Logistics firms, which are involved in the movement, storage and flow of goods, have been directly affected by the COVID-19 pandemic. As an integral part of value chains, both within and across international borders, logistics firms facilitate trade and commerce and help businesses get their products to customers. Supply chain disruptions to the sector caused by the pandemic could, therefore, impact competitiveness, economic growth and job creation.
Logistics companies connect firms to markets by providing various services, including multi-modal transportation, freight forwarding, warehousing, and inventory management. They are important for global manufacturing, which is complex and multi-locational.
Disruptions to manufacturing in China rippled throughout global supply chains. Cargo was backlogged at China’s major ports, travel restrictions led to a shortage of truck drivers to pick up containers, and ocean carriers cancelled sailings. The resulting shortage of components from China impacted manufacturing operations overseas.
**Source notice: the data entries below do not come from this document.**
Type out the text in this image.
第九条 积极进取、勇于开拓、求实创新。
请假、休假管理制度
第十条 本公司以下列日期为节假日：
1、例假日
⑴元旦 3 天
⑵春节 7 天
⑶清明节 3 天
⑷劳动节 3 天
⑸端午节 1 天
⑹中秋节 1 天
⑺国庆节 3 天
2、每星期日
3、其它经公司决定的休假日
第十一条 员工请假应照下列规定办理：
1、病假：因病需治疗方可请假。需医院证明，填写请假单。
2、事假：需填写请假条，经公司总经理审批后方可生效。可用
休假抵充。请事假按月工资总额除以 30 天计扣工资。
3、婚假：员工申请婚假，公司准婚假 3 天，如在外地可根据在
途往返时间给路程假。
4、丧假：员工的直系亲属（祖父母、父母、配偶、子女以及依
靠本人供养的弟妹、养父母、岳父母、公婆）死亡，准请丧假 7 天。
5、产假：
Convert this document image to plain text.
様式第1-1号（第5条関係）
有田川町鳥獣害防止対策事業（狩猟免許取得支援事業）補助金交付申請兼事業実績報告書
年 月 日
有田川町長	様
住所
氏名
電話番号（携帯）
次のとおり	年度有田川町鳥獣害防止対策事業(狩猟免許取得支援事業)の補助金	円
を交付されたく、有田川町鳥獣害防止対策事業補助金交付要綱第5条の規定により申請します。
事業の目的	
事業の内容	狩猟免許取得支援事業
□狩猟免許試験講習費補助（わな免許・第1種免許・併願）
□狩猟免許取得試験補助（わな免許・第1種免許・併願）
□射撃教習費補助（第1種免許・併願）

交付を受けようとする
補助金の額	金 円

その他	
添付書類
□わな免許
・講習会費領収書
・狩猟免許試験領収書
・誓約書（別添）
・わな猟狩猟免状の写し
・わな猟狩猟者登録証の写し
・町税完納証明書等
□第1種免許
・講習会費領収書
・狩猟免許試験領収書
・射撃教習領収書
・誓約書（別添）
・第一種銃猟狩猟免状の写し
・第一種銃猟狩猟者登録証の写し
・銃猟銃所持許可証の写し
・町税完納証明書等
Major industries around the world including automotive, electronics, pharmaceuticals, medical equipment and supplies, as well as consumer goods, were affected. Although manufacturing picked back up by end of February, about 70 percent of large industries had restarted operation; a return to full production capacity is unlikely in the short term because of the spread of the pandemic to China’s trading partners.
With hopes that life will return to normal sooner rather than later, some changes are here to stay, many relating to delivery and product availability. An efficient, lean and profitable supply chain is about being proactive rather than reactive, forcing many businesses to re-calibrate their logistics in 2021 and beyond.
Supply chains must be evaluated for efficiency. Companies need to seek out more streamlined and cost-effective ways to continue delivering on customer expectations for the long term. As logistics companies reflect and begin planning for the future, there’s a lot to consider. A thorough analysis of the supply chain in its entirety is crucial. The price of this inspection is minimal when compared to the cost of damage created by an unfixed vulnerability. Risk and contingency planning is more important than ever. While no one could have predicted the pandemic, many of the reasons that supply chains suffered (including lack of supply, loss of staff, and inventory bottlenecks) could potentially have been avoided, or at least mitigated.
Finally, it’s crucial to consider how you deploy inventory to allow for optimal servicing of customers, while mitigating situations where backup stock levels aren’t available. If there’s demand, there needs to be supply.